Alabama State students conduct needed therapy for Uganda’s forgotten orphans
Alabama State University's Dr. Jewell Dickson in Uganda's Home of Hope orphanage, where she directs treatment from ASU's Occupational Therapy students to the country's forgotten children. (Alabama State University)

It’s a “bright star” for Alabama State University’s Occupational Therapy students to be actively involved in giving treatment to children in Uganda’s Home of Hope orphanage, said Dr. Susan Denham, the university’s O.T. chair.

“Making a difference in the lives of the infirm and destitute is among what ASU teaches its student-scholars to do in life, and our Ugandan O.T. team of faculty and students does that and more,” Denham said.

For more than two weeks this month, Dr. Jewell Dickson, professor of O.T. at ASU and the organizer of ASU’s Ugandan outreach program, took four gifted master’s-level O.T. students from Alabama State (Kaitland Guillory, Broghan Freeland, Lakeyn Edwards and Morgan Todd) halfway across the world to Jinja, Uganda, in West Africa at their own expense. There, they administered hands-on occupational therapy treatment to 60-plus children housed in the Home of Hope facility.

Jinja is a town in southern Uganda on the shore of Lake Victoria, the source of the Nile River. The orphanage there doesn’t offer much cutting-edge equipment and facilities that are common in American O.T. clinics. ASU has helped the facility by sending students there for the past four years under Dickson’s leadership.

These children and others in Uganda’s Home of Hope orphanage get needed treatment from Alabama State University’s O.T. students. (Alabama State University)

Dickson inspires students

“All of the children in the orphanage suffer from some type of disability that benefits from O.T. therapy that our ASU students help administer through group clinics and individual therapy in under-resourced and underdeveloped environments,” Dickson said.

Dr. Jewell Dickson, center, and the 2018 ASU Occupational Therapy student team in Uganda. (Alabama State University)

Many of the orphans suffer from such maladies as cerebral palsy, sickle cell anemia, autism and other developmental illnesses, and they benefit from the occupational therapy that the students administer under Dickson’s tutelage.
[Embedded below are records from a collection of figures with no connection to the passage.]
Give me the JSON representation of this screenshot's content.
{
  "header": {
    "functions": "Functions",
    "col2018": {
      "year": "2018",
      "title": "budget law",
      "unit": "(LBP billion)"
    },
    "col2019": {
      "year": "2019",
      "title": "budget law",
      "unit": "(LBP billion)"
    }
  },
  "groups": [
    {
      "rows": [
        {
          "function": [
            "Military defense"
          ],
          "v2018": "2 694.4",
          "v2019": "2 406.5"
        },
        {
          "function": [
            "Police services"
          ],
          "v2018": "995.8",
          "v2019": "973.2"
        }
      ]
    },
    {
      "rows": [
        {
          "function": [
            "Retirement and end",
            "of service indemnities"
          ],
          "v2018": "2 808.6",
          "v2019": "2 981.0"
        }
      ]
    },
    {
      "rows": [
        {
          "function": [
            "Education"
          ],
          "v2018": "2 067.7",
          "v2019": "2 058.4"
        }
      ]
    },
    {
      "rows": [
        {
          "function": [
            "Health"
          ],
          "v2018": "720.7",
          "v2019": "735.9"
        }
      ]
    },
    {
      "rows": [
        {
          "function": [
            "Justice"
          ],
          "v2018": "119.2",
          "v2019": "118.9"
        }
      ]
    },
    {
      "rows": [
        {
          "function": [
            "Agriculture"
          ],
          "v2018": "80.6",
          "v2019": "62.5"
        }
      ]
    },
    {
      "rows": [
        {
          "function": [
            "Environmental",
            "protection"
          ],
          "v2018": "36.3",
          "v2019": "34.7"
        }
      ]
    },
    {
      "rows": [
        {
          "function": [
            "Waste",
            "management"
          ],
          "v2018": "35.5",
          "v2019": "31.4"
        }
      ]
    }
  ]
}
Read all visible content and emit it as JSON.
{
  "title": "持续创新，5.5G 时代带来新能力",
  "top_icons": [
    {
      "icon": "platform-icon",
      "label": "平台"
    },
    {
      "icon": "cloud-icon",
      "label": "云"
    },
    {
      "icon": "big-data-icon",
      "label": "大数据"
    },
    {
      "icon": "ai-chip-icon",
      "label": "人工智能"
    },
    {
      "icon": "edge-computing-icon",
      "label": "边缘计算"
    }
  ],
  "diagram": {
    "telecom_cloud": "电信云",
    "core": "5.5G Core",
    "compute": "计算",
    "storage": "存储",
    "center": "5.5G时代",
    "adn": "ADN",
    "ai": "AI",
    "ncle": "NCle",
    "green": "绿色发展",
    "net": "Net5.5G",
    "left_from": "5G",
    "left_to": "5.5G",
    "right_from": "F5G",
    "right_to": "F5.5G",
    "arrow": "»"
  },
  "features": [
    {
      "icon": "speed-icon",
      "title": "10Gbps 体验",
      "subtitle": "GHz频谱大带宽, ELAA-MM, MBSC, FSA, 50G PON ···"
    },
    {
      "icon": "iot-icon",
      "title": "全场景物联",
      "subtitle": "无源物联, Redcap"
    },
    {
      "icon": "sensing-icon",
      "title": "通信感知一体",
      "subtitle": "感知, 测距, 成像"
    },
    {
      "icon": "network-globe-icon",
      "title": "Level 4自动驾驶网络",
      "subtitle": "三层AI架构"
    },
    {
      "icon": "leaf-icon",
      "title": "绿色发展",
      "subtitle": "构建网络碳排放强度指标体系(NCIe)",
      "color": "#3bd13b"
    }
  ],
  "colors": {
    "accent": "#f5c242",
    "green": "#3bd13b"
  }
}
Dickson said she first learned of the special needs of the children in Uganda from ASU’s partner in the project, Our Hope International, a Birmingham-based nonprofit founded by Jenny Agricola, an acclaimed O.T. professional.

“Although we don’t have the most modern of equipment at our disposal in Uganda to help these kids, that’s O.K. because it allows our university’s students to improvise, to think outside of the box, to work with what they have, which makes a difference in the treatment of these forgotten children. We also learn a great deal of how to use things in the ‘environment’ from the Ugandan occupational therapists,” Dickson said.

She said ASU’s students were taught to improvise in ways to overcome the lack of equipment and modern facilities by using their bodies as wedges, chairs, bolsters and whatever else was needed to help their patients with therapy.

ASU makes a difference in lives

Academic prowess and in-the-field experience is what made this trip a “dream come true” for Kaitland Guillory, a first-year master’s-degree O.T. student at ASU.

Kaitland Guillory, ASU master’s-degree Occupational Therapy student, at Uganda’s Home of Hope orphanage. (Alabama State University)

“Going on a mission trip has always been a dream of mine, and when I learned that Alabama State University offered one that allows its students to get O.T. experience and on-the-job skills in Africa, it excited me and I signed up for it at once,” Guillory said enthusiastically. “ASU is spectacular, and Dr. Dickson and our faculty are very supportive, just like a close-knit family. If they will allow me the honor, I want to participate again next summer.”

The Ville Platte, La., native said ASU’s program has changed her life, educationally and spiritually.

“The other O.T.s that we worked with on the trip were so open to teaching us and showing us there is so much opportunity with therapy and so many different ways of treating one thing, even with limited resources,” Guillory said.

Dickson said Alabama State University’s program is unusual because it allows students to have a ‘hands-on” global experience that compliments its campus-based academic regime of learning.

“When seeing our students help those forgotten children in Uganda with O.T. treatment and therapy, I truly felt His (God’s) glory,” Dickson said.